Selon plusieurs spécialistes des armes et de la guerre, la seule façon la plus rapide d’arriver à bouter les putschistes hors du champ présidentiel nigérien, c’est de faire exactement comme la communauté internationale a procédé en Côte d’Ivoire en 2010 pour vaincre militairement l’armée ivoirienne qui soutenait le président en fonction, Laurent Gbagbo. C’est-à-dire, sous le couvert de l’ONU, mettre une force internationale en place qui descendra dans la capitale Niamey pour pilonner tous les camps militaires et tous les dépôts d’armes nigériens. Le but étant d’anéantir complètement les armées nigériennes et ainsi sortir Bazoum de la caverne pour le réinstaller au pouvoir.

Si en 2010 cette idée a prospéré du fait de la situation de la Côte d’Ivoire, seule hirondelle à faire le printemps, et qui n’était pas sous la menace des jihadistes, les choses ont véritablement changé en 2023. Le Niger a le soutien clairement exprimé de trois pays alentours. Lesquels se sont bien renforcés ces derniers temps en matière d’équipements militaires russes, chinois, turcs et nord-coréens.

Mais à supposer même que la force en attente de la CEDEAO parvienne à faire son coup de maître, a-t-elle conscience des résultats finals catastrophiques auxquels elle s’exposera et exposera toute la zone ouest-africaine ?

Comme on peut le deviner aisément, un Niger sans armes de défense sera semblable à du beurre dans lequel entre le plus facilement du monde un couteau. Un Niger affaibli aujourd’hui est une porte grandement ouverte aux malfaiteurs et autres malfaisants terroristes qui n’attendent que cette belle opportunité pour prendre définitivement pied dans cette zone et chercher à en contrôler la majeure partie. En parlant de contrôle de la majeure partie du Sahel, nous pensons d’abord aux voisins immédiats de ce vaste pays qu’est le Niger mais aussi aux voisins des voisins. C’est une affaire de spirale.

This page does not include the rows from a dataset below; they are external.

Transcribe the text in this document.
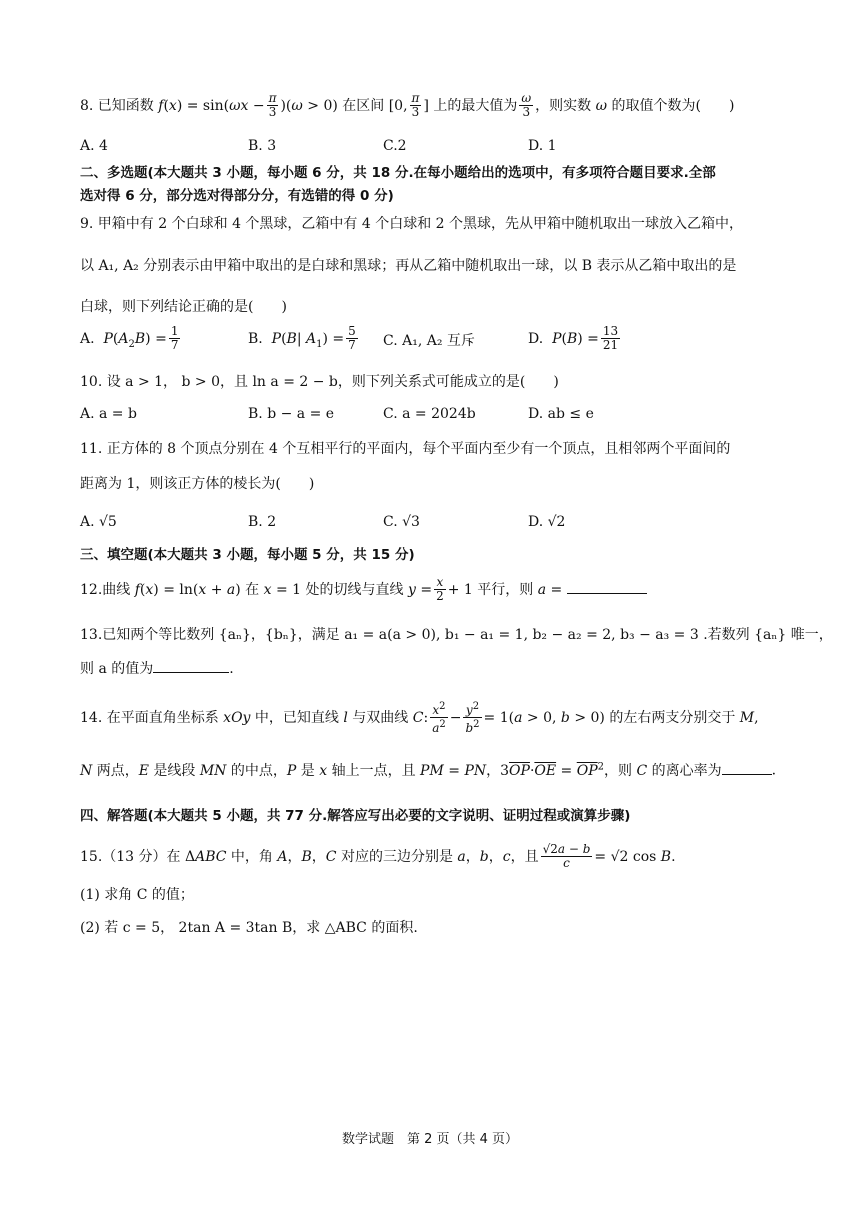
8. 已知函数 $f(x) = \sin(\omega x - \frac{\pi}{3} )(\omega > 0)$ 在区间 [0, $\frac{\pi}{3}$ ] 上的最大值为 $\frac{\omega}{3}$ ，则实数 ω 的取值个数为(　　)
A. 4	B. 3	C.2	D. 1
二、多选题(本大题共 3 小题，每小题 6 分，共 18 分.在每小题给出的选项中，有多项符合题目要求.全部
选对得 6 分，部分选对得部分分，有选错的得 0 分)
9. 甲箱中有 2 个白球和 4 个黑球，乙箱中有 4 个白球和 2 个黑球，先从甲箱中随机取出一球放入乙箱中，
以 A₁, A₂ 分别表示由甲箱中取出的是白球和黑球；再从乙箱中随机取出一球，以 B 表示从乙箱中取出的是
白球，则下列结论正确的是(　　)
A.  $P(A_2B) = \frac{1}{7}$	B.  P(B| $A_1) = \frac{5}{7} C$. A₁, A₂ 互斥	D.  $P(B) = \frac{13}{21}$
10. 设 a > 1， b > 0，且 ln a = 2 − b，则下列关系式可能成立的是(　　)
A. a = b	B. b − a = e	C. a = 2024b	D. ab ≤ e
11. 正方体的 8 个顶点分别在 4 个互相平行的平面内，每个平面内至少有一个顶点，且相邻两个平面间的
距离为 1，则该正方体的棱长为(　　)
A. √5	B. 2	C. √3	D. √2
三、填空题(本大题共 3 小题，每小题 5 分，共 15 分)
12.曲线 f(x) = ln(x + a) 在 x = 1 处的切线与直线 $y = \frac{x}{2} + 1$ 平行，则 a =
13.已知两个等比数列 {aₙ}，{bₙ}，满足 a₁ = a(a > 0), b₁ − a₁ = 1, b₂ − a₂ = 2, b₃ − a₃ = 3 .若数列 {aₙ} 唯一，
则 a 的值为	.
14. 在平面直角坐标系 xOy 中，已知直线 l 与双曲线 C: $\frac{x^2}{a^2} - \frac{y^2}{b^2} = 1(a > 0$, b > 0) 的左右两支分别交于 M,
N 两点，E 是线段 MN 的中点，P 是 x 轴上一点，且 PM = PN，$3\overline{OP}\cdot\overline{OE} = \overline{OP}^2$，则 C 的离心率为	.
四、解答题(本大题共 5 小题，共 77 分.解答应写出必要的文字说明、证明过程或演算步骤)
15.（13 分）在 ΔABC 中，角 A，B，C 对应的三边分别是 a，b，c，且 $\frac{√2a - b}{c} = √2$ cos B.
(1) 求角 C 的值；
(2) 若 c = 5， 2tan A = 3tan B，求 △ABC 的面积.
数学试题　第 2 页（共 4 页）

Le déchaînement des terroristes est donc, manifestement, un obstacle infranchissable à l’intervention kamikaze de la CEDEAO dans le pays de Mohamed Bazoum. Mais il n’y a pas que celui-là. Les chefs d’Etat de la sous-région partisans de l’interventionnisme doivent faire face aussi à leurs propres opinions qui ne semblent pas leur être favorables. Les réseaux sociaux, véritables baromètres dans l’orientation des opinions de nos jours, ne paraissent pas suivre Asiwaju Bola Ahmed Adekunle Tinubu, le président de la CEDEAO, et ses amis. Le temps où les opinions se taisaient et se laissaient conduire par des chefs d’Etat pas toujours bien éclairés est vraiment révolu !

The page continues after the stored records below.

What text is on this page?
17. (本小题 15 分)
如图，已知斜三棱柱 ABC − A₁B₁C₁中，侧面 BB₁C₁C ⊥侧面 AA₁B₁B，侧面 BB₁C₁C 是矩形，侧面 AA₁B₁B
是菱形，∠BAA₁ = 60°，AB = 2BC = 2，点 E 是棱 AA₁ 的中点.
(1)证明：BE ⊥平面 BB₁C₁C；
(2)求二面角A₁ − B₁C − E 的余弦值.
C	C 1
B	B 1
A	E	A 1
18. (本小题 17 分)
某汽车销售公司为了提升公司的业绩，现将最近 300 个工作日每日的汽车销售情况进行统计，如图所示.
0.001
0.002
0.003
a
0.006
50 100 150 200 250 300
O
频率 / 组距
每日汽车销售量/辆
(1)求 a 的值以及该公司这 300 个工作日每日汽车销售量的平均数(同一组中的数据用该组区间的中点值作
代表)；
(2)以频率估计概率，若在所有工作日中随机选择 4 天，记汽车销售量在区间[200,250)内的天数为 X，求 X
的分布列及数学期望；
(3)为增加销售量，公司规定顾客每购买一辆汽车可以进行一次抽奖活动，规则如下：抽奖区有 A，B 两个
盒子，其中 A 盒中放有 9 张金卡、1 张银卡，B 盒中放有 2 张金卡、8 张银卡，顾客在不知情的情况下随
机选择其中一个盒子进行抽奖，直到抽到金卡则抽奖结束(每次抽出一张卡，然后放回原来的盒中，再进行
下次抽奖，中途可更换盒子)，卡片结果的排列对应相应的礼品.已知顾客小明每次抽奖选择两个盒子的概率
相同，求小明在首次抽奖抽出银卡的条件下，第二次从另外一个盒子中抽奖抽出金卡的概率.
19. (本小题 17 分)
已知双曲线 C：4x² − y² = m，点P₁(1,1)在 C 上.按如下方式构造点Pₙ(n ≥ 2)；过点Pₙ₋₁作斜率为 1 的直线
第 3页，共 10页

Au Niger même, pays concerné au premier chef, la question de la légitimité du coup de force des militaires a été très vite réglée par les populations elles-mêmes. Si au tout début de l’annonce du renversement du pouvoir, la population civile avait décidé de s’opposer aux militaires, elle est rentrée dans les rangs les minutes qui ont suivi quand elle a entendu la France et ses plus hauts responsables proférer des menaces contre « les nouvelles autorités ». Quand en plus de cela, l’armée, toute l’armée qui était attendue pour déloger les putschistes se range aussi derrière ceux-ci, on se trouve en face d’un vrai pronunciamento.

Il ne restait plus aux « nouvelles autorités » qu’à aller chercher la légalité pour asseoir leur autorité. Ce qu’elles ont compris en appelant la société politique, civile et militaire à un dialogue inclusif pour penser le devenir de leur pays. Nul doute qu’elles obtiendront « le permis de circuler » puisque dans le même temps, elles annoncent que la transition qui, dans leur esprit, a commencé le 26 juillet ne devrait pas excéder trois ans.

Tout bien pesé, l’intervention militaire telle qu’annoncée par les responsables de l’institution sous-régionale aura du mal à voir le jour. Elle doit être repensée. Non dans le but de « faire taire les hommes » mais plutôt pour « faire taire les armes », comme plaidait dans une vidéo publiée sur les réseaux sociaux, l’ancienne ministre de la Culture malienne, Aminata Traoré.